When hatchery steelhead are caught by anglers, this constitutes the successful utilization of these fish and as such they should be retained to remove them from the system. If hatchery steelhead bag limits are met and a catch and release fishery directly targeting wild steelhead is not specifically in place, the angler should cherish their success and cease fishing for the day, perhaps enjoying their surroundings or allowing other anglers a chance to fish.

In addition to the negative effects releasing hatchery steelhead would have on wild steelhead, in many watersheds guided clients and experienced anglers are known to catch steelhead, both hatchery and wild, in numbers that routinely exceed individual bag limits. While as anglers we all want to be successful on the water, encounters with high numbers of steelhead on any given day statistically mean a significant level of mortality caused to fish caught and released, typically between 10 and 20 percent of fish encountered depending on the study referenced. Mandating hatchery steelhead retention, especially in watersheds such as those of the Columbia and Snake River watersheds where a wild steelhead-specific fishery is not in place, helps reduce catch and release mortality and fairly distribute angler pressure while still allowing ample fishing opportunity. I strongly urge you to retain mandatory steelhead retention statewide.

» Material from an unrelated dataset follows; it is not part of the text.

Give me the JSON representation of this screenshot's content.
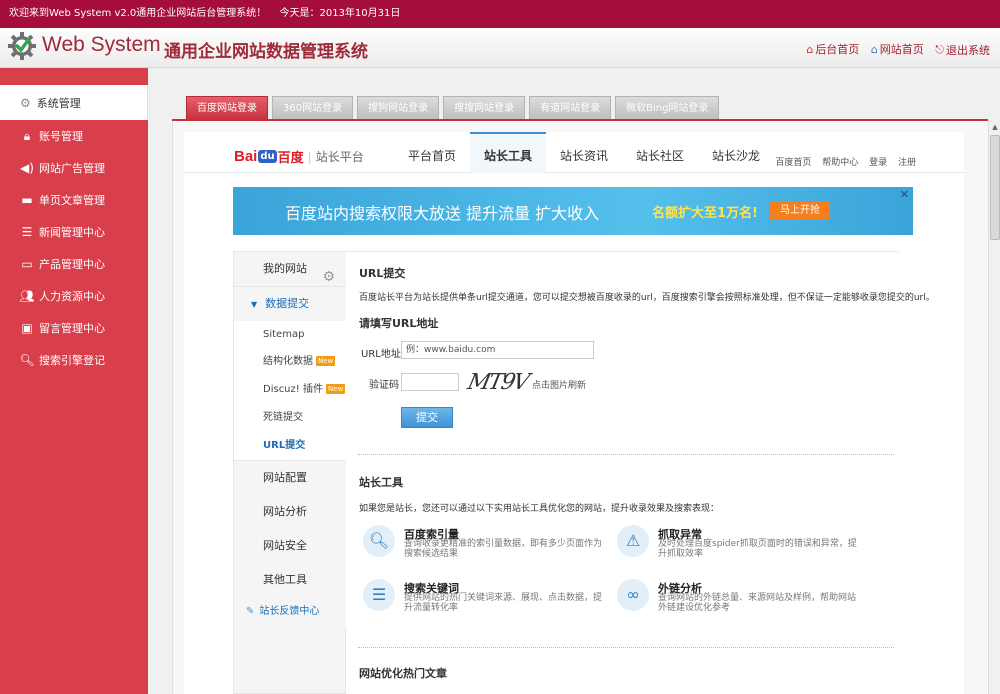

Policy Proposal: Separate trout and steelhead rules

I do not universally oppose the proposal to separate trout and steelhead rules in rivers and creeks in order to remove one source of confusion from the regulations. However, language in the proposal offered by WDFW is gravely concerning in regards to the additional and unnecessary harvest it allows for wild resident rainbow trout and coastal cutthroat trout in areas of anadromy, or below barriers to the migration of steelhead and salmon. Research has shown that resident rainbow trout routinely interbreed with wild steelhead, contributing to the genetic diversity and resilience of wild steelhead populations. Additionally, this proposal is problematic as anglers retaining trout may not discern whether their catch is a coastal cutthroat or a resident rainbow, potentially increasing the harvest of wild resident rainbows in areas where these fish are important for rebuilding threatened wild steelhead runs. I also feel that anadromous cutthroat populations should not be subject to increased harvest until a better understanding of their abundance, population trends, and the value of widely-popular catch-and-release sea run cutthroat fisheries is available. I strongly oppose any regulations that increase harvest or retention opportunities for wild rainbow trout or wild coastal cutthroat trout in areas of anadromy. If regulations are to be separated, catch and release of wild rainbow and cutthroat trout should be required below barriers to upstream migration.

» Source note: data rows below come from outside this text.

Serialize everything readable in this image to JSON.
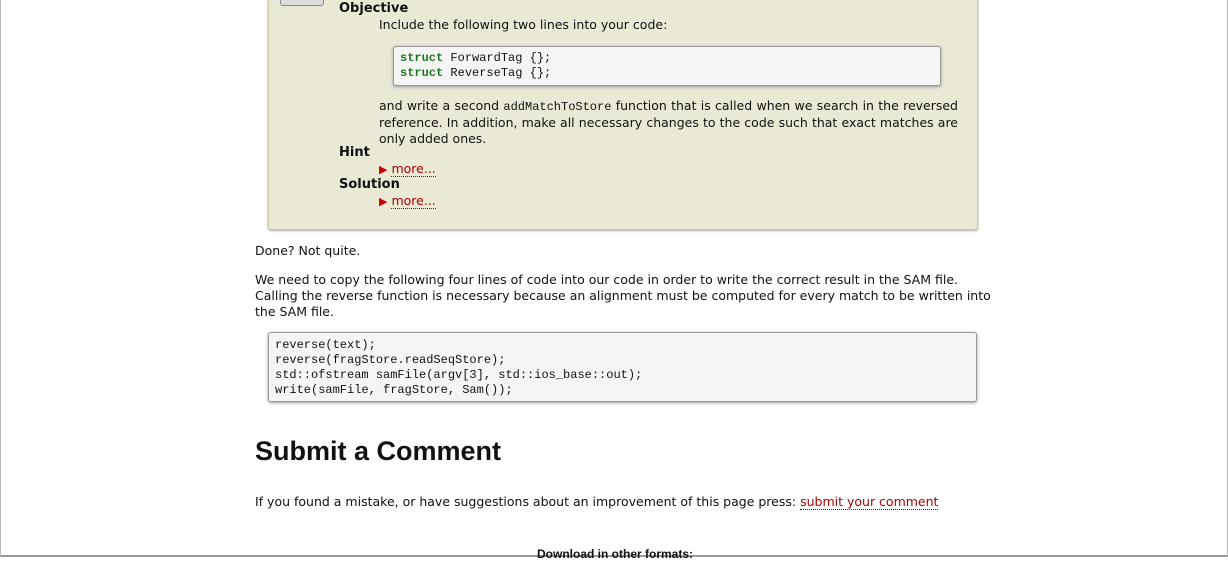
{
  "exercise": {
    "objective_label": "Objective",
    "objective_intro": "Include the following two lines into your code:",
    "code_lines": [
      {
        "kw": "struct",
        "rest": " ForwardTag {};"
      },
      {
        "kw": "struct",
        "rest": " ReverseTag {};"
      }
    ],
    "text_before": "and write a second ",
    "inline_code": "addMatchToStore",
    "text_after": " function that is called when we search in the reversed reference. In addition, make all necessary changes to the code such that exact matches are only added ones.",
    "hint_label": "Hint",
    "solution_label": "Solution",
    "more_label": "more...",
    "triangle_icon": "▶"
  },
  "done_text": "Done? Not quite.",
  "paragraph": "We need to copy the following four lines of code into our code in order to write the correct result in the SAM file. Calling the reverse function is necessary because an alignment must be computed for every match to be written into the SAM file.",
  "code_block": "reverse(text);\nreverse(fragStore.readSeqStore);\nstd::ofstream samFile(argv[3], std::ios_base::out);\nwrite(samFile, fragStore, Sam());",
  "comment": {
    "heading": "Submit a Comment",
    "text": "If you found a mistake, or have suggestions about an improvement of this page press: ",
    "link": "submit your comment"
  },
  "footer": {
    "download_label": "Download in other formats:"
  }
}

Policy Proposal: Statewide standards (apply to all rivers and streams unless listed as an exception)

Similar to the above, I do not broadly oppose efforts to standardize statewide freshwater fishing regulations. However, in doing so, WDFW should be certain to not increase harvest or retention opportunity directed at wild resident rainbow and coastal cutthroat trout in areas of anadromy, or below upstream barriers to wild steelhead and salmon migration. Catch and release fishing for trout, as well as other fish species, provides significant and popular fishing opportunity in Washington, as well as robust benefits for local economies and the Department of Fish and Wildlife. Increasing harvest opportunities for wild trout in anadromous areas is unnecessary, and would be harmful to wild steelhead, resident rainbow, and sea run coastal cutthroat trout without providing significant benefits as far as new fishing opportunity. While I support standardizing, and even liberalizing, retention limits for hatchery trout, I strongly urge WDFW not to open additional or increased harvest opportunity for wild trout in areas of anadromy in order to protect wild runs and sustainable angling opportunities.